A escola girava, umas melhores do que outras, na alegria da divulgação dos seus trabalhos, dos seus pequenos, mas muito importantes sucessos.

Discutia-se novas formas de ensinar, falava-se de Feinet, de João dos Santos, de Paulo Freire, de João de Deus, de Sebastião da Gama

As escolas aderiam a projectos e faziam os seus próprios projectos. Agora o caminho ficou interrompido….

Mas não ficou interrompido o crescimento das crianças e dos jovens.

Continuam a nascer, a estabelecer vínculos afectivos, a começar a falar, a andar, a ter medos, a imaginar, a desejar o afecto, a sentirem-se pessoa com direitos e deveres.

Mas nem todos gostam da Democracia vivida na sua plenitude e foram minando este sistema educativo, foram pondo pauzinhos na engrenagem falando na falta de disciplina, nos insucessos dos alunos, nas faltas de assiduidade dos professores, na falta de castigos, na argumentação dos alunos que entretanto iam vivendo a liberdade nas suas escolas.

“A escola é muito importante, eles é que não sabem”, menino de 14 anos no 4º ano de escolaridade, filho de um toxicodependente em recuperação. O que se faz com esta criança que está a viver num ambiente familiar de grande instabilidade económica e afectiva. A criança porta-se muitas vezes mal, mas a escola é importante. Certamente porque não havia um estatuto do aluno que pusesse a ênfase na punição, esta criança fez o 4º ano, o pai pouco colaborava na sua recuperação, a criança só contava com ela e com a aprendizagem feita na escola. Era recebido com afecto; “nas férias fico em casa e penso na escola”, menina cigana de 13 anos, no 2º ano de escolaridade, com difícil adaptação às regras e cultura da escola.

Pergunto: as crianças começaram a ser menos capazes de estar na escola, de cumprir regras só porque sim?

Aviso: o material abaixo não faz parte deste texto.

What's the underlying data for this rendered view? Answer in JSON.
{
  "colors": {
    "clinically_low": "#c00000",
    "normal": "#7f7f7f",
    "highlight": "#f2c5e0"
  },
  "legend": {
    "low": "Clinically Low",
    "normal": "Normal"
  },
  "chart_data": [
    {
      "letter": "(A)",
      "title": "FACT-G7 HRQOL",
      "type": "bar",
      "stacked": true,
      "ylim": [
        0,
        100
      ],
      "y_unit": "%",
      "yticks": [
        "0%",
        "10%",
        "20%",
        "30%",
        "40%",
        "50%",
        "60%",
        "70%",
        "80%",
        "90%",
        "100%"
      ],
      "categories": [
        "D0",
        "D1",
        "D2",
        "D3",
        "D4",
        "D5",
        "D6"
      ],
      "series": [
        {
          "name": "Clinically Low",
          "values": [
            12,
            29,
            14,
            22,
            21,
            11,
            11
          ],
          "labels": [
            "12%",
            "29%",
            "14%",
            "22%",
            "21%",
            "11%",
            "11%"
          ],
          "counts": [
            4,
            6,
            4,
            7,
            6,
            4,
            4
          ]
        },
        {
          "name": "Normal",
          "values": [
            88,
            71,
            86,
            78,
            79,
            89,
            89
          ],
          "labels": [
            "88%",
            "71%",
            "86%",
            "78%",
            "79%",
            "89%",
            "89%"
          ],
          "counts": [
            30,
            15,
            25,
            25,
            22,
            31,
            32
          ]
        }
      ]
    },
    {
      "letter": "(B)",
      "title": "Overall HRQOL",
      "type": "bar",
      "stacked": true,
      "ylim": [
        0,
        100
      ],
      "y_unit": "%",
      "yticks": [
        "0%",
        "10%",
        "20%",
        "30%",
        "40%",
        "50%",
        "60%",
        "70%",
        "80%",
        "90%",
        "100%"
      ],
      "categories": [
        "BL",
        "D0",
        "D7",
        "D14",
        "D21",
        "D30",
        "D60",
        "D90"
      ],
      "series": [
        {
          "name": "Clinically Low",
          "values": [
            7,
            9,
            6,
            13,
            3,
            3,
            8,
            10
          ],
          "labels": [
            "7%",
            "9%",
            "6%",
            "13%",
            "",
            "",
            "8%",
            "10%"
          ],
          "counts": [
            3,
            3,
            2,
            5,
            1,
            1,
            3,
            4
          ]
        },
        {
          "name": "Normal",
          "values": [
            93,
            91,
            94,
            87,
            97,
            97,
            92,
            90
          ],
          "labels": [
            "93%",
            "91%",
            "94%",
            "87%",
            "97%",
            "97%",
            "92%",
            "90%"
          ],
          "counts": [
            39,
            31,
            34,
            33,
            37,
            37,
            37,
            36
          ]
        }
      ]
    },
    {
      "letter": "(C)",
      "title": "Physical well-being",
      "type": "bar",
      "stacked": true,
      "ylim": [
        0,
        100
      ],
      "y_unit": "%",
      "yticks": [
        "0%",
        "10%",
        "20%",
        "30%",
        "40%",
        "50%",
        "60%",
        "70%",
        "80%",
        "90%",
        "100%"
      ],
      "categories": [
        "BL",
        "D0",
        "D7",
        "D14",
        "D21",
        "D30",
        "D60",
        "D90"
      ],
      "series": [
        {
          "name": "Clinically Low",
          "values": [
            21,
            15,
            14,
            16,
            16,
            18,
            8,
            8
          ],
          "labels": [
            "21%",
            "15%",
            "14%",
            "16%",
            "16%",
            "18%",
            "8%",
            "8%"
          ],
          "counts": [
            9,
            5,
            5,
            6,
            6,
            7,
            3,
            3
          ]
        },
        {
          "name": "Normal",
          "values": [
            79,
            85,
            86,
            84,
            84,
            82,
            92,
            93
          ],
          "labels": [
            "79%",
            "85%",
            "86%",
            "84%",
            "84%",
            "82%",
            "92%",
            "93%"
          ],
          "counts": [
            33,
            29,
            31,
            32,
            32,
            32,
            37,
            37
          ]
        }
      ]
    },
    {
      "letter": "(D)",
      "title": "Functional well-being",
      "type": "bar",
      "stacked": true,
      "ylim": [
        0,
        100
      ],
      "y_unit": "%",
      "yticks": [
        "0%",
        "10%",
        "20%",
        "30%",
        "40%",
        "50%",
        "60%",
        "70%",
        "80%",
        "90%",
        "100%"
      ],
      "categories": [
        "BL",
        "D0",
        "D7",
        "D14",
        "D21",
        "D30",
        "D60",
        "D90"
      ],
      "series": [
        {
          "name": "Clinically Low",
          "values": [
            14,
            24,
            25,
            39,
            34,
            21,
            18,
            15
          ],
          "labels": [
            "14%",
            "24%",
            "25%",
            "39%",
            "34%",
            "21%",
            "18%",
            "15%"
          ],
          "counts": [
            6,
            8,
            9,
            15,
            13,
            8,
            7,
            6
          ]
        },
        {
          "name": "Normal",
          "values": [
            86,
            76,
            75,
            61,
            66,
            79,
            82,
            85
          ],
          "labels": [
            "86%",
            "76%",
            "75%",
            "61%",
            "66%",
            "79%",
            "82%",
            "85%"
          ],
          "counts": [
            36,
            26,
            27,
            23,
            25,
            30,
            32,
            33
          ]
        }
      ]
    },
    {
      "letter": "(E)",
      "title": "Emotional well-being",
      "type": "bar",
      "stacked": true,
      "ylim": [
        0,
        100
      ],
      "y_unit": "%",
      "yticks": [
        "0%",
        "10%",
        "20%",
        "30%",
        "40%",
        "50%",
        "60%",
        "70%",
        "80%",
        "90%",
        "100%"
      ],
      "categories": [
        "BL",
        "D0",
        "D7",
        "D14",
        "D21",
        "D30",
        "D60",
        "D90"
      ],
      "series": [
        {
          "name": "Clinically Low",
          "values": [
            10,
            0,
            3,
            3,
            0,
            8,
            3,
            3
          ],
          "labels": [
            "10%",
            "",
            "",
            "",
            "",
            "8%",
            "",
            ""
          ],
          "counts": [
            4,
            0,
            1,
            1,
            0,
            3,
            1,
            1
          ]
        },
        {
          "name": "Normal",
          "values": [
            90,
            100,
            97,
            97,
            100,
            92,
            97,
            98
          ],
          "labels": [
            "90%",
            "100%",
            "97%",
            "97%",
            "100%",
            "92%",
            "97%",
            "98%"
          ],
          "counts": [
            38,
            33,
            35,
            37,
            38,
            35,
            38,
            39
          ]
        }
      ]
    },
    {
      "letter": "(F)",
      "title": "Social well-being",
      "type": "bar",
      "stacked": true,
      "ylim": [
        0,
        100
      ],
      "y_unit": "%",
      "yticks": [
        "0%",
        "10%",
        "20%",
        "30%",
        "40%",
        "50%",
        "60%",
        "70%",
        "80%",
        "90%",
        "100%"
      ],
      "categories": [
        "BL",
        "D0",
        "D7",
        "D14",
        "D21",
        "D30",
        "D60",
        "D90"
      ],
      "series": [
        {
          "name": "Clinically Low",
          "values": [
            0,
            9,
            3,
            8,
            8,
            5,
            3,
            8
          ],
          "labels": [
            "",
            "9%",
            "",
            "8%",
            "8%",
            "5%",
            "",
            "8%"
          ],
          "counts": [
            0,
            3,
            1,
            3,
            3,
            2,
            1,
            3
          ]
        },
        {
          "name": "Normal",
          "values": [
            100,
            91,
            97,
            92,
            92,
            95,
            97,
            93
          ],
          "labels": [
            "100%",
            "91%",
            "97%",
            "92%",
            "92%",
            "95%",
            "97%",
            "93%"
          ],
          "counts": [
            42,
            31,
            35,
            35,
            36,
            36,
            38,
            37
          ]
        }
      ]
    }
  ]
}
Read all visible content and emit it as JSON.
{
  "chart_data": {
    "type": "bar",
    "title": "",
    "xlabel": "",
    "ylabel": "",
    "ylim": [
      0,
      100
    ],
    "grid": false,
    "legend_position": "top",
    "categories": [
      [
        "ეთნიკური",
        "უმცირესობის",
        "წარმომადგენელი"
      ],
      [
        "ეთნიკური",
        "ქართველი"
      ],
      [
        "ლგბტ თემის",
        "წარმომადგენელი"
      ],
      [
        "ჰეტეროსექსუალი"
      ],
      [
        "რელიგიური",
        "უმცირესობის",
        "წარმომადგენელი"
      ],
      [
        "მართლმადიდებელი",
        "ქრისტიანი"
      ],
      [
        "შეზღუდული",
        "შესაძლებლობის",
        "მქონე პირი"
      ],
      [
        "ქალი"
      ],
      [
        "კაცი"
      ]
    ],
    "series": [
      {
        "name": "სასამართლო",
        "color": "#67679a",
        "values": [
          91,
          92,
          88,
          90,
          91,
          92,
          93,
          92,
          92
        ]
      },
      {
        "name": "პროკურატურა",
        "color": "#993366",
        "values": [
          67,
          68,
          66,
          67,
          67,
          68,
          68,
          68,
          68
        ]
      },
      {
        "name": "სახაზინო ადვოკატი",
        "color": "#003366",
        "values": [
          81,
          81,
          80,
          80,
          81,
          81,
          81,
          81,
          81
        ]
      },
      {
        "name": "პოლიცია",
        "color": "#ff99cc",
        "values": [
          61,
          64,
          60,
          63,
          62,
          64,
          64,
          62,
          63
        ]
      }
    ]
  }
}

A Escola foi criada para que todos tivessem mais conhecimentos, para que todos tivessem oportunidade de desenvolver as suas capacidades de cidadania, para que todos se envolvessem em projectos de vida, enfim, soubessem ter uma vida boa.

Mas como tudo é relativo, estamos a viver com um Ministério que se congratula com uma peça de fruta dada a meio da manhã, nas escolas, e que fez com que as crianças, apelidadas de carenciadas, tivessem mais sucesso a nível dos comportamentos, um pouco mais… sendo que o sucesso educativo não teve alterações.

Se a Escola começa por ser assistencialista, dando aquilo que o governo tira (emprego, salários, satisfação de vida, felicidade nas famílias) qual vai ser o seu resultado?

Estas gerações vão crescer a aprender que os pais não têm emprego, ou que têm ordenados de miséria. Mas quase que não faz mal porque a escola dá o pequeno-almoço, o almoço, o lanche e quantas vezes o jantar, e que esta vida de sobrevivência é natural.

Os pais, de mal o menos, os seus filhos comem na escola…

E é assim que se perpetua o miserabilismo, o medo de exigir aquilo a que se tem direito.

O Senhor Ministro da Educação, que tantas teorias sabia de ciência certa, não está a ser capaz de gerir o Ministério de forma a criar uma sociedade mais conhecedora, mas sim uma sociedade mais elitista, com clivagens de aprendizagem e de comportamentos mais acentuadas.

Quem não se lembra do programa de televisão chamado “Plano Inclinado”?, até se disse que o Ministério deveria implodir, será que o que está a acontecer agora é essa implosão com o Ministro a chefiá-la?

Colocaram-se mais cento e tal psicólogos nas escolas, e o que é que isso significa? Significa tapar o sol com a peneira, os pais ficam contentes, os professores já não têm expectativas porque sabem, de experiência feita, que um psicólogo para mil e tal alunos não é a solução. Os psicólogos ficam contentes por terem sido colocados, apesar de irem viver muitos momentos de ansiedade por estarem a remar contra a maré…

O MEC não consegue resolver os graves problemas de aprendizagem nem de comportamento, não por culpa dos docentes, não por culpa de outros profissionais de educação, nem por culpa dos alunos.

Haverá alguém que acredite que os professores gostem de trabalhar para o insucesso? Haverá alguém que acredite que psicólogos, assistentes sociais, auxiliares de educação não consigam resolver os comportamentos disruptivos de muitos alunos ou de reinserção social das suas famílias, por indiferença à realidade que vivem na escola?

O MEC está amarrado ao ministério da folha de EXEL e não consta que nessa folha exista a palavra CRIANÇA.